Reputation: 5397
I am using kafka-2.3.0 with spark 2.2.1 along with scala 2.11. I am using the Direct Stream approach in which driver query the latest offsets and decided the offset ranges for the batch of streaming and later with those offset ranges executors read the data from Kafka. As you can see below I have a topic named test-kafka which has 4 partitions and they are distributed amongst the both two leaders.

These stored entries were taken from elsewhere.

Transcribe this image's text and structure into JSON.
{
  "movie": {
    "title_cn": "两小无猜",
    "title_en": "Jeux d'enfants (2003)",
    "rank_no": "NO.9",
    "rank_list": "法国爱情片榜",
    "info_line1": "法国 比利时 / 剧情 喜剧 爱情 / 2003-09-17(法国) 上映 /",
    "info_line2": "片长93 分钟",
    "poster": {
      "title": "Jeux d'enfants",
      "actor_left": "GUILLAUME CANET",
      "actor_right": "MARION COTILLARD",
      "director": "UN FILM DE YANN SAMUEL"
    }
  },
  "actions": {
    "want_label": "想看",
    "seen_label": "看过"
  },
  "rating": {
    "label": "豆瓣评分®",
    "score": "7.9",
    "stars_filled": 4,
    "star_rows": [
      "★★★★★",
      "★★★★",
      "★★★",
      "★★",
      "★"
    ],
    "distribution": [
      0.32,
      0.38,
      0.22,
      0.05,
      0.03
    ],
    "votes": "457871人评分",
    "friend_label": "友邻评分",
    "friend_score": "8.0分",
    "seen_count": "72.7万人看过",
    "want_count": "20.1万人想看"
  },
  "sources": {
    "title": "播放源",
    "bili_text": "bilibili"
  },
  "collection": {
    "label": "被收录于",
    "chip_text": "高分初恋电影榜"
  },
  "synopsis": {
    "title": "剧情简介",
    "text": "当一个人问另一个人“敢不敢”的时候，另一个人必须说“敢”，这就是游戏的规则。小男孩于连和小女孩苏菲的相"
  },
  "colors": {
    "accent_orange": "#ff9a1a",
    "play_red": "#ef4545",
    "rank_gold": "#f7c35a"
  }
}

Now, I start spark-streaming which read the data from same topic using following configuration :
val kafkaParams = Map[String, Object](
"bootstrap.servers" -> "localnosql1:9092,localnosql2:9092",
"key.deserializer" -> classOf[StringDeserializer],
"value.deserializer" -> classOf[StringDeserializer],
"group.id" -> "streaming-group",
"auto.offset.reset" -> "earliest",
"auto.commit.interval.ms" -> "1000",
"enable.auto.commit" -> (true: java.lang.Boolean)
)
val topics = Array("test-kafka")
val stream = KafkaUtils.createDirectStream[String, String](
ssc,
PreferConsistent,
Subscribe[String, String](topics, kafkaParams)
)
So, now when i check info about consumer groups on CLI. It shows only one consumer-id has been assigned. Does it mean only one consumer is consuming the data from Kafka? If yes, why is it so? I have two exectuors running on the same machine where kafka is running as mentioned below.
Upvotes: 3
Views: 427
Reputation: 3433
It could be the case where you were committing offset from Driver (which valid). The Driver fetches the offsets from Kafka and handovers to Executors where KafakRDD pulls actual data from Kafka. After processing the batch, Driver commits the offset to Kafka.
I had the same question here is the link: Spark Streaming Direct Kafka Consumers are not evenly distrubuted across executors
Upvotes: 2